I used to teach a Ready to Work program for long-term unemployed, under-employed, and homeless individuals. By far, this was one of the most rewarding jobs I've ever had. One of the exercises we did during the first week, I think, was one of the most powerful - and we built from it for the rest of the time we spent together.
I had each of them make a timeline of their life. They didn't have to use words. They could use symbols or pictures. They didn't have to share. This was for them. Some people were resistant. You can imagine, if you were homeless, not all of your memories are of the pleasant variety.
Now, as an instructor, I couldn't be exempt. I participated as well and was the first to share. I shared about not only the good things, like graduating from college or getting my first camera, but also my first failed photo shoot and how embarrassed I was, and deaths in my family.

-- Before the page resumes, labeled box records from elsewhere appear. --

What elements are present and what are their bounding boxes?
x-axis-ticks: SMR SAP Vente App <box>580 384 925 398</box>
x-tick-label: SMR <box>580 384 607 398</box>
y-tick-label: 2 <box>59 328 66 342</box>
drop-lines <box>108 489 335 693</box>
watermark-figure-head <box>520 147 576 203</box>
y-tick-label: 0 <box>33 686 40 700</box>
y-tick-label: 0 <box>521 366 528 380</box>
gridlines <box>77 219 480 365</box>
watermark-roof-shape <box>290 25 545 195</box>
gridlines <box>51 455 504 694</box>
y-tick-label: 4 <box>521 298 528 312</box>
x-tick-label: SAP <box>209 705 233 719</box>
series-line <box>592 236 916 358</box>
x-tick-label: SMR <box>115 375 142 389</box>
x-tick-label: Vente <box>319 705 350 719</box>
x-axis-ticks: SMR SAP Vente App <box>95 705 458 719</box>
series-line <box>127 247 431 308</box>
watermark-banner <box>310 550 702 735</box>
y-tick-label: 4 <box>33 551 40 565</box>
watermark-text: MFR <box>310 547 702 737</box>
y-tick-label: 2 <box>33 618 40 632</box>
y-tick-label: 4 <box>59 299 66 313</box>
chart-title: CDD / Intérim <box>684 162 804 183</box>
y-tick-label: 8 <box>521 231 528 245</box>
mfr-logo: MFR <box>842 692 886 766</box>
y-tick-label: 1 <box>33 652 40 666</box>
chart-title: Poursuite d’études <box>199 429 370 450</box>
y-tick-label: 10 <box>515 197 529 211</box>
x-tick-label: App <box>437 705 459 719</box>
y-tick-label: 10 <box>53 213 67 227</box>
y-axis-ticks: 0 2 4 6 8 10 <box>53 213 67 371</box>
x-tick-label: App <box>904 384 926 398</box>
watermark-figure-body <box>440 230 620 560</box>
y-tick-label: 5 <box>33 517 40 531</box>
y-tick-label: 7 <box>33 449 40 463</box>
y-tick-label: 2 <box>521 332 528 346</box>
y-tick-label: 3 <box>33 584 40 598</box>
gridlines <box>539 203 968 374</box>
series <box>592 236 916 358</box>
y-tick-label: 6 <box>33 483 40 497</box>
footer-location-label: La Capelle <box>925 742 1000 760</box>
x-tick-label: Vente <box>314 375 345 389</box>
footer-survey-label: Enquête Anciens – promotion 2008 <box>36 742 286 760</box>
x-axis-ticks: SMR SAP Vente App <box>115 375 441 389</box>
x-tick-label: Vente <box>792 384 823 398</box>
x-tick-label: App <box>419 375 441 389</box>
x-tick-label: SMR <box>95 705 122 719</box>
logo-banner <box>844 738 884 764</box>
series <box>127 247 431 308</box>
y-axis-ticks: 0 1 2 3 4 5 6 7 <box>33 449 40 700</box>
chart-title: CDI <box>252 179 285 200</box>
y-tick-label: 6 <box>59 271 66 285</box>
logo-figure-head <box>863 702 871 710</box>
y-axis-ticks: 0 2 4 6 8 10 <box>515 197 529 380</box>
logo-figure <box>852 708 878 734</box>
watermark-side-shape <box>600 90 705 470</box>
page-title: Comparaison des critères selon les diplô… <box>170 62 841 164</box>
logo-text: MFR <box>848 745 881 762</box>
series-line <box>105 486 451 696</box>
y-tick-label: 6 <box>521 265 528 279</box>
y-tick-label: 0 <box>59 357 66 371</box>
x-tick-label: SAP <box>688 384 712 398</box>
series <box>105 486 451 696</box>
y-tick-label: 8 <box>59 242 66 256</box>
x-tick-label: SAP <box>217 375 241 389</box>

Then I followed up with a series of questions as they looked at their timeline. This was not a sharing time, but a reflecting time. It went along something like this:
"Look at your timeline. Like me, you probably have some good times and some bad times. But, here you are. You got through them. What led to the good times? What was it about those times that were good? Do you have any of those things in your life now? What strengths did you exhibit during those good times? Now, look at the bad times. You survived. What got you through? What strengths did you draw on? What supports did you use? And look at the pattern of what you found to be 'good' memories...is there a common thread? What about the 'bad' memories? Think about what you left out. Is there a reason you left them out? Look at what you included. Is there a reason those memories stand out to you more than others?"
I'm sure there were other questions I asked as well, but you can see how this went. I was helping them to mine for gold. Ruminating on the past and pining for the good old times or regretting what has happened can get you pretty stuck in the past and not moving forward. You end up digging in the dirt and just getting dirty. But, there's treasure to be found there! Look for that treasure! You will find it, and you will certainly be richer for it.
Here is a related post I found on Facebook: The Power of Utilization by Maureen | on September 9, 2012. I read this post a few times to get it to really sink in. You should read it too. What did I learn from this post? I learned that you can take moments in your past (good or bad) and make them mean something else. You can take a frustrating moment in time and make it become a learning experience or something you can use as a stepping stone.